В тот день, когда мы уничтожим большевизм, мы докажем верность нашим революциям. Затем наступит очередь западных демократий, которые не спасутся от пожирающей их раковой опухоли, пустившей свои метастазы и среди населения, и в политике, и в морали»{384}.
Такого рода поучения на примере личности, которая захватила власть в собственной стране еще в 1922 г., в то время как бывший ефрейтор еще только держал речи перед кучкой приспешников в баварских пивных, должны были сильно разгневать фюрера. Вопрос с Польшей к этому времени был уже для него решен, а в его антибольшевистских настроениях не могло быть никаких сомнений. Поэтому Гитлер остался глух к настоятельному предложению Муссолини начать с экспансии на Восток. Фюрер был одержим идеей разбить Англию одним сокрушительным ударом. Это послужило бы местью его презренному «другу». С ответом Гитлер задержался на два месяца. Он был еще длиннее, чем письмо Муссолини, и полон оправданий и пояснений, написан дипломатично и без личных упреков. В конце концов, он все еще продолжал надеяться, что сможет убедить Италию вступить в войну против западных держав.
В своем ответном письме в адрес дуче Гитлер, вероятнее всего, был полон притворства и, скорее всего, сам не верил в изложенные там собственные утверждения и прогнозы. Но предстоящее выступление на Западе заставляло его не допускать никаких сомнений в решении бороться против Англии и Франции, что одновременно означало необходимость преподносить его отношение к России исключительно в ярких красках. Он еще раз попытался представить нападение на Польшу как необходимость самообороны перед лицом происков и интриг Британии. Его главная цель заключалась якобы в том, чтобы «окончательно устранить Польское государство как источник опасности и обезопасить тем самым Германию с тыла». Для него главное заключалось только в «безусловном обеспечении восточных границ рейха». Необходимо было принять на себя «балласт» управления этой территорией, иначе ее охватил бы хаос. При этом Гитлер выразил заверения, что после окончания войны он снимет с себя эту ответственность. Относительно России он подчеркнул, что там после устранения «еврейского интернационала в руководстве государством» непременно наступят перемены. «Но если большевизм в России примет характер русской национальной государственной идеологии и экономической идеи, то он считает вполне реальным, что у нас не будет никакой заинтересованности и повода бороться против этого». В настоящее же время Россия — неоценимый помощник в борьбе против западных демократий. Это дополняется ее широкими экономическими возможностями, а Германия четко очертила зоны своих интересов, «в которых больше никогда и ничего не изменится»{385}.
24 января 1940 г.
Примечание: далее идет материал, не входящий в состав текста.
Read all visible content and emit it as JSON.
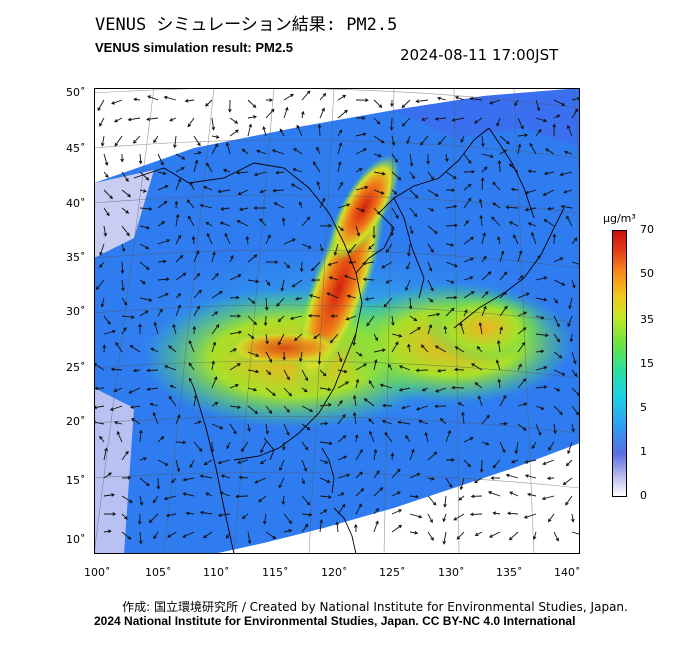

Гитлер, как и годом ранее, выступал с речью перед семью тысячами курсантов и выпускников военных училищ. В этот раз в качестве отправной точки он избрал день рождения Фридриха Великого и вслед за общими рассуждениями вскоре перешел к теме жизненного пространства и необходимости борьбы, для ведения которой немецкий народ, благодаря национал-социализму, располагает наилучшим оружием. При этом Гитлер не преминул отметить преимущества ведения войны на одном фронте. «Наши враги — это два государства: Англия и Франция. […] Эта Европа, которой милостиво дирижируют Франция и Англия, не позволяет нашему народу существовать в нормальных условиях, потому что она не терпит великое государственное образование немцев и не потерпит его в будущем. Как бы мы себя ни ограничивали, мы никогда не сможем умилостивить Францию и Англию. […] Сегодня впервые в истории германскому колоссу, готовому к битве как никогда ранее, противостоит только один фронт! Они полагали, что и в этот раз втянут нас в сражения во всех сторонах неба [имелись в виду стороны света, т. е. направления], но в этот раз благодаря нашим союзам и договорам им это не удалось»{386}.
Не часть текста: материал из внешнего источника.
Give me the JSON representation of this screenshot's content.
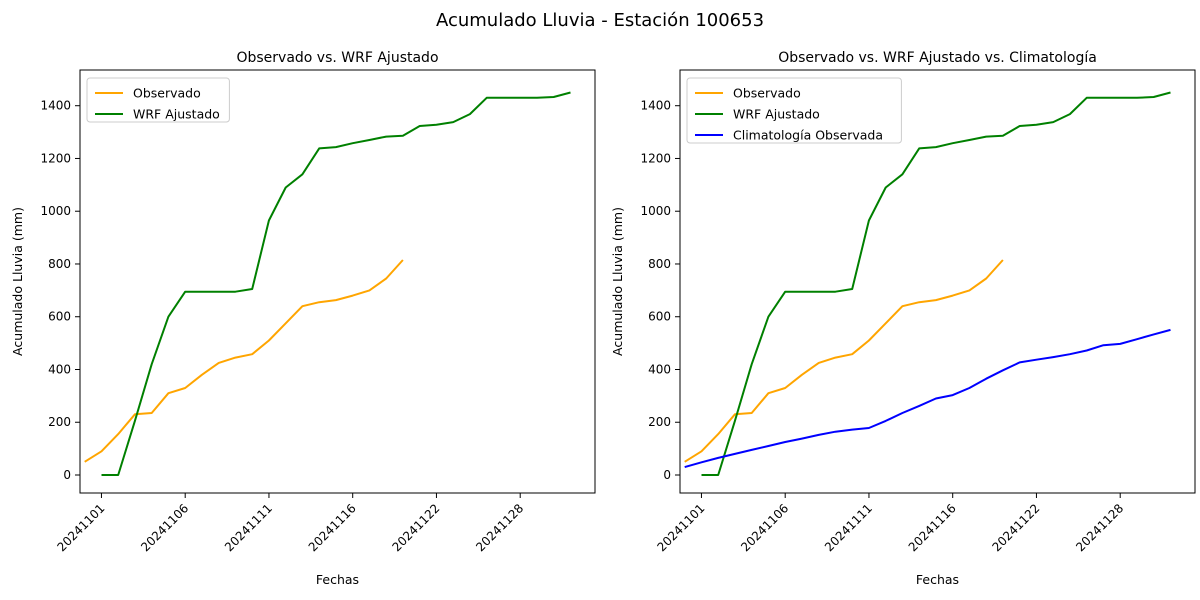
{
  "figure": {
    "suptitle": "Acumulado Lluvia - Estación 100653",
    "background": "#ffffff"
  },
  "chart_data": [
    {
      "type": "line",
      "title": "Observado vs. WRF Ajustado",
      "xlabel": "Fechas",
      "ylabel": "Acumulado Lluvia (mm)",
      "x_axis": {
        "tick_indices": [
          1,
          6,
          11,
          16,
          21,
          26
        ],
        "tick_labels": [
          "20241101",
          "20241106",
          "20241111",
          "20241116",
          "20241122",
          "20241128"
        ],
        "index_count": 30,
        "tick_rotation_deg": 45
      },
      "y_axis": {
        "ticks": [
          0,
          200,
          400,
          600,
          800,
          1000,
          1200,
          1400
        ],
        "ylim": [
          -70,
          1535
        ]
      },
      "legend": {
        "position": "upper-left"
      },
      "series": [
        {
          "name": "Observado",
          "color": "#FFA500",
          "start_index": 0,
          "values": [
            50,
            90,
            155,
            230,
            235,
            310,
            330,
            380,
            425,
            445,
            458,
            510,
            575,
            640,
            655,
            663,
            680,
            700,
            745,
            815
          ]
        },
        {
          "name": "WRF Ajustado",
          "color": "#008000",
          "start_index": 1,
          "values": [
            0,
            0,
            205,
            420,
            600,
            695,
            695,
            695,
            695,
            705,
            965,
            1090,
            1140,
            1238,
            1243,
            1258,
            1270,
            1283,
            1286,
            1323,
            1328,
            1338,
            1368,
            1430,
            1430,
            1430,
            1430,
            1433,
            1450
          ]
        }
      ]
    },
    {
      "type": "line",
      "title": "Observado vs. WRF Ajustado vs. Climatología",
      "xlabel": "Fechas",
      "ylabel": "Acumulado Lluvia (mm)",
      "x_axis": {
        "tick_indices": [
          1,
          6,
          11,
          16,
          21,
          26
        ],
        "tick_labels": [
          "20241101",
          "20241106",
          "20241111",
          "20241116",
          "20241122",
          "20241128"
        ],
        "index_count": 30,
        "tick_rotation_deg": 45
      },
      "y_axis": {
        "ticks": [
          0,
          200,
          400,
          600,
          800,
          1000,
          1200,
          1400
        ],
        "ylim": [
          -70,
          1535
        ]
      },
      "legend": {
        "position": "upper-left"
      },
      "series": [
        {
          "name": "Observado",
          "color": "#FFA500",
          "start_index": 0,
          "values": [
            50,
            90,
            155,
            230,
            235,
            310,
            330,
            380,
            425,
            445,
            458,
            510,
            575,
            640,
            655,
            663,
            680,
            700,
            745,
            815
          ]
        },
        {
          "name": "WRF Ajustado",
          "color": "#008000",
          "start_index": 1,
          "values": [
            0,
            0,
            205,
            420,
            600,
            695,
            695,
            695,
            695,
            705,
            965,
            1090,
            1140,
            1238,
            1243,
            1258,
            1270,
            1283,
            1286,
            1323,
            1328,
            1338,
            1368,
            1430,
            1430,
            1430,
            1430,
            1433,
            1450
          ]
        },
        {
          "name": "Climatología Observada",
          "color": "#0000FF",
          "start_index": 0,
          "values": [
            30,
            48,
            65,
            80,
            95,
            110,
            125,
            138,
            152,
            164,
            172,
            178,
            205,
            235,
            262,
            290,
            303,
            330,
            365,
            397,
            427,
            437,
            447,
            458,
            472,
            492,
            497,
            515,
            533,
            550
          ]
        }
      ]
    }
  ]
}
Гитлер, естественно, не мог открыто снять завесу секретности со своих планов. Тем не менее из его высказываний вполне понятно, что он рассматривал борьбу с западными державами как навязанную ему войну, которой можно было избежать, если бы ему развязали руки на Востоке. Он рассматривал войну на Западе как недолгий кружной путь, чтобы позднее, после установления господства на континенте совершить нападение на настоящего врага и сделать возможным «обеспечение жизненного пространства» на Востоке. Именно такая позиция была сформулирована позднее в его записке Геббельсу. На следующий день после выступления Гитлера во дворце спорта «Шпортпаласт» перед будущими офицерами состоялся его разговор с министром пропаганды, в котором оба сразу же приступили к обсуждению «русского вопроса». «Русские ведут себя по отношению к нам все более лояльно. На это у них есть все основания. От финнов они теперь отступиться не могут, даже если и наделали грубых тактических ошибок. Фюрер полагает, что они все-таки справятся с финнами в течение нескольких месяцев. Англия не может и не хочет помогать Финляндии. У Лондона и без того хватает своих забот»{387}.